Ainsi, sur la scène politique française, c’est la figure de Charles De Gaulle qui est souvent exhumée par les acteurs politiques afin de défendre les institutions chancelantes. De façon analogue, sur le plan ecclésiastique, c’est la personne du pape Benoît XVI qui est parfois évoquée afin de contester certaines orientations qui se dessinent sous l’actuel pontificat.
Ce n’est pas un hasard si un texte inédit du pape allemand est publié au moment où se déroule au Vatican la deuxième session de la XVIe assemblée générale ordinaire du Synode des évêques : une publication qui a lieu, de plus, quelques jours après une série de nominations au Dicastère pour la doctrine de la foi qui semblent aller dans le sens d’un progressisme tant moral que doctrinal.
Le texte publié par Sandro Magister, vaticaniste à Settimo Cielo, fait partie des écrits autographes que le prédécesseur de François n’a pas souhaité publier de son vivant, et qu’il a confiés à Mgr Livio Melina : cet ancien professeur d’éthique de l’Académie pontificale pour la vie, vient de coécrire La verità dell’amore un ouvrage qui devrait être bientôt disponible dans les librairies italiennes.
La contribution du pape défunt remonte à 2019, au moment où l’Académie pour la vie faisait l’objet d’un remaniement – une purge aux yeux de Mgr Melina – visant à en écarter les éléments les plus conservateurs.
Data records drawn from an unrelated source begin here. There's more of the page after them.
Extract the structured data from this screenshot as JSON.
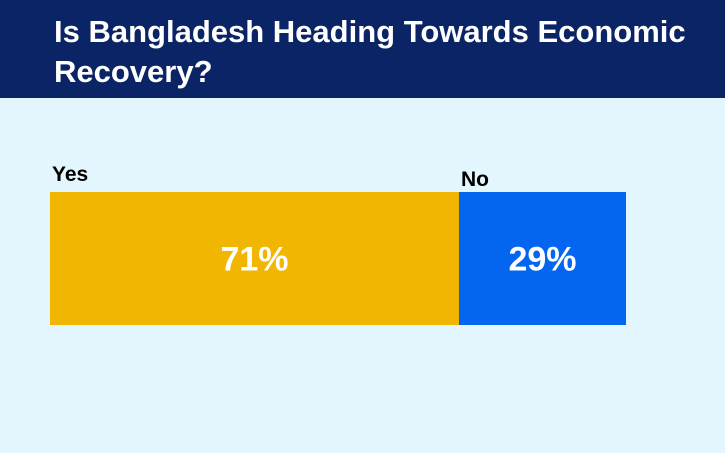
{
  "header": {
    "title": "Is Bangladesh Heading Towards Economic Recovery?"
  },
  "colors": {
    "header_bg": "#0b2466",
    "background": "#e3f6fd",
    "yes": "#f1b601",
    "no": "#0465f0"
  },
  "chart_data": {
    "type": "bar",
    "orientation": "horizontal",
    "stacked": true,
    "title": "Is Bangladesh Heading Towards Economic Recovery?",
    "categories": [
      "Yes",
      "No"
    ],
    "values": [
      71,
      29
    ],
    "data_labels": [
      "71%",
      "29%"
    ],
    "unit": "%",
    "total": 100,
    "legend": "none",
    "grid": false
  }
}
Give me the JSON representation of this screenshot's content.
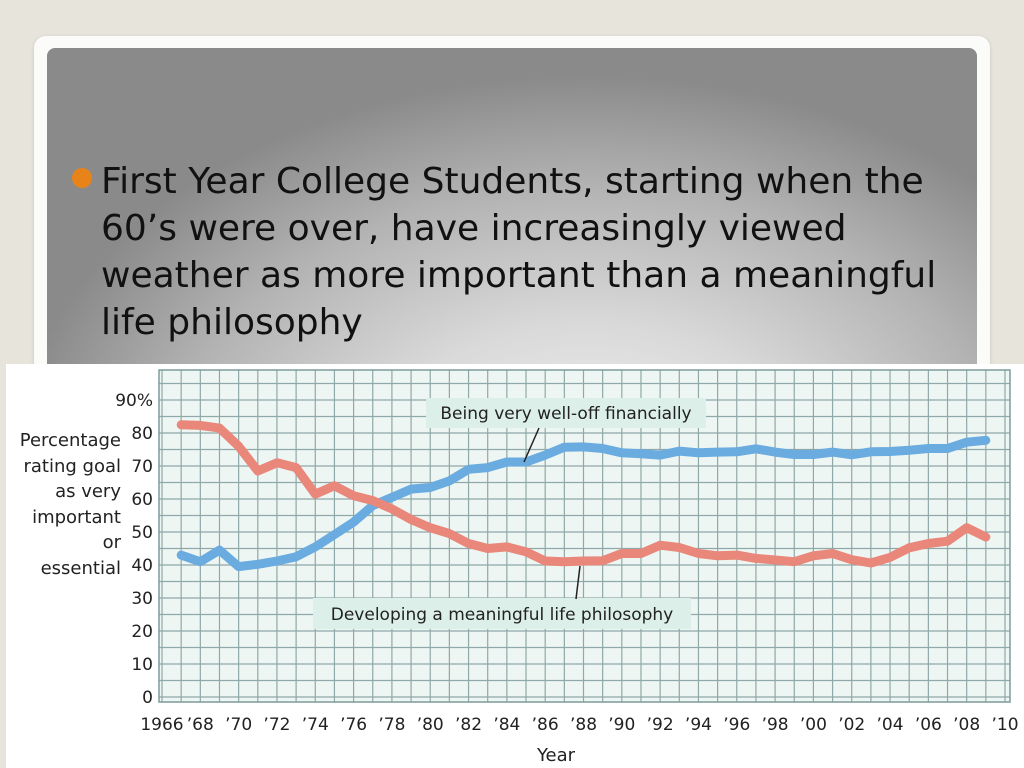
{
  "slide": {
    "bullet_text": "First Year College Students, starting when the 60’s were over, have increasingly viewed weather as more important than a meaningful life philosophy"
  },
  "colors": {
    "bullet": "#e8831a",
    "financial_series": "#6aace0",
    "philosophy_series": "#e8877a",
    "grid": "#8fa8a8",
    "plot_background": "#eef6f3"
  },
  "chart_data": {
    "type": "line",
    "xlabel": "Year",
    "ylabel_lines": [
      "Percentage",
      "rating goal",
      "as very",
      "important",
      "or",
      "essential"
    ],
    "ylim": [
      0,
      90
    ],
    "yticks": [
      0,
      10,
      20,
      30,
      40,
      50,
      60,
      70,
      80,
      90
    ],
    "ytick_labels": [
      "0",
      "10",
      "20",
      "30",
      "40",
      "50",
      "60",
      "70",
      "80",
      "90%"
    ],
    "xlim": [
      1966,
      2010
    ],
    "xticks": [
      1966,
      1968,
      1970,
      1972,
      1974,
      1976,
      1978,
      1980,
      1982,
      1984,
      1986,
      1988,
      1990,
      1992,
      1994,
      1996,
      1998,
      2000,
      2002,
      2004,
      2006,
      2008,
      2010
    ],
    "xtick_labels": [
      "1966",
      "’68",
      "’70",
      "’72",
      "’74",
      "’76",
      "’78",
      "’80",
      "’82",
      "’84",
      "’86",
      "’88",
      "’90",
      "’92",
      "’94",
      "’96",
      "’98",
      "’00",
      "’02",
      "’04",
      "’06",
      "’08",
      "’10"
    ],
    "grid": true,
    "series": [
      {
        "name": "Being very well-off financially",
        "color": "#6aace0",
        "x": [
          1967,
          1968,
          1969,
          1970,
          1971,
          1972,
          1973,
          1974,
          1975,
          1976,
          1977,
          1978,
          1979,
          1980,
          1981,
          1982,
          1983,
          1984,
          1985,
          1986,
          1987,
          1988,
          1989,
          1990,
          1991,
          1992,
          1993,
          1994,
          1995,
          1996,
          1997,
          1998,
          1999,
          2000,
          2001,
          2002,
          2003,
          2004,
          2005,
          2006,
          2007,
          2008,
          2009
        ],
        "y": [
          43,
          41,
          44.5,
          39.5,
          40.2,
          41.2,
          42.5,
          45.5,
          49.2,
          53,
          58,
          60.5,
          63,
          63.5,
          65.5,
          69,
          69.5,
          71.2,
          71.2,
          73.3,
          75.7,
          75.8,
          75.3,
          74,
          73.7,
          73.3,
          74.5,
          74,
          74.2,
          74.3,
          75.2,
          74.2,
          73.5,
          73.5,
          74.2,
          73.4,
          74.3,
          74.4,
          74.8,
          75.3,
          75.3,
          77.2,
          77.8
        ]
      },
      {
        "name": "Developing a meaningful life philosophy",
        "color": "#e8877a",
        "x": [
          1967,
          1968,
          1969,
          1970,
          1971,
          1972,
          1973,
          1974,
          1975,
          1976,
          1977,
          1978,
          1979,
          1980,
          1981,
          1982,
          1983,
          1984,
          1985,
          1986,
          1987,
          1988,
          1989,
          1990,
          1991,
          1992,
          1993,
          1994,
          1995,
          1996,
          1997,
          1998,
          1999,
          2000,
          2001,
          2002,
          2003,
          2004,
          2005,
          2006,
          2007,
          2008,
          2009
        ],
        "y": [
          82.5,
          82.3,
          81.5,
          76,
          68.5,
          71,
          69.5,
          61.5,
          64,
          61,
          59.5,
          57,
          53.8,
          51.3,
          49.5,
          46.5,
          45,
          45.5,
          44,
          41.2,
          41,
          41.2,
          41.3,
          43.5,
          43.5,
          46,
          45.3,
          43.5,
          42.8,
          43,
          42,
          41.5,
          41,
          42.8,
          43.5,
          41.6,
          40.6,
          42.3,
          45.2,
          46.5,
          47.2,
          51.3,
          48.5
        ]
      }
    ],
    "annotations": [
      {
        "text": "Being very well-off financially",
        "series": 0
      },
      {
        "text": "Developing a meaningful life philosophy",
        "series": 1
      }
    ]
  }
}
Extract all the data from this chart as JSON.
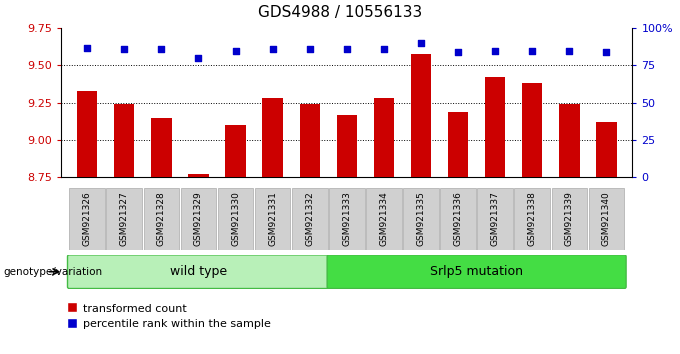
{
  "title": "GDS4988 / 10556133",
  "samples": [
    "GSM921326",
    "GSM921327",
    "GSM921328",
    "GSM921329",
    "GSM921330",
    "GSM921331",
    "GSM921332",
    "GSM921333",
    "GSM921334",
    "GSM921335",
    "GSM921336",
    "GSM921337",
    "GSM921338",
    "GSM921339",
    "GSM921340"
  ],
  "bar_values": [
    9.33,
    9.24,
    9.15,
    8.77,
    9.1,
    9.28,
    9.24,
    9.17,
    9.28,
    9.58,
    9.19,
    9.42,
    9.38,
    9.24,
    9.12
  ],
  "percentile_values": [
    87,
    86,
    86,
    80,
    85,
    86,
    86,
    86,
    86,
    90,
    84,
    85,
    85,
    85,
    84
  ],
  "ylim_left": [
    8.75,
    9.75
  ],
  "ylim_right": [
    0,
    100
  ],
  "yticks_left": [
    8.75,
    9.0,
    9.25,
    9.5,
    9.75
  ],
  "yticks_right": [
    0,
    25,
    50,
    75,
    100
  ],
  "ytick_labels_right": [
    "0",
    "25",
    "50",
    "75",
    "100%"
  ],
  "bar_color": "#cc0000",
  "dot_color": "#0000cc",
  "wild_type_label": "wild type",
  "srlp5_label": "Srlp5 mutation",
  "genotype_label": "genotype/variation",
  "legend_bar_label": "transformed count",
  "legend_dot_label": "percentile rank within the sample",
  "title_fontsize": 11,
  "axis_label_color_left": "#cc0000",
  "axis_label_color_right": "#0000cc",
  "wt_count": 7,
  "sr_count": 8
}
Benoît XVI, selon l’ancien professeur d’éthique, « considérait que cette mesure était injuste et inacceptable et avait cherché par plusieurs moyens à ce qu’on fît machine arrière ».
Dans ce texte (L’image chrétienne de l’homme), l’ancien pontife revient en passant sur sa thèse – très discutable – selon laquelle le concile Vatican II aurait été détourné de son intention d’origine, pour être considéré « comme une démolition des murs, comme on fait table rase, de telle sorte que, dans certains milieux, on s’est mis à craindre la fin du catholicisme, ou bien à l’attendre avec joie ».
Déplorant que la liberté individuelle, notion devenue centrale à partir de Luther et la Renaissance, ait été, au fil des siècles, exaltée de façon paroxystique, l’auteur fait le constat suivant : « On en vient désormais à nier que l’homme, en tant qu’être libre, soit en quoi que ce soit lié à une nature qui déterminerait l’espace de sa liberté. L’homme n’a désormais plus de nature mais il “se fait” lui-même.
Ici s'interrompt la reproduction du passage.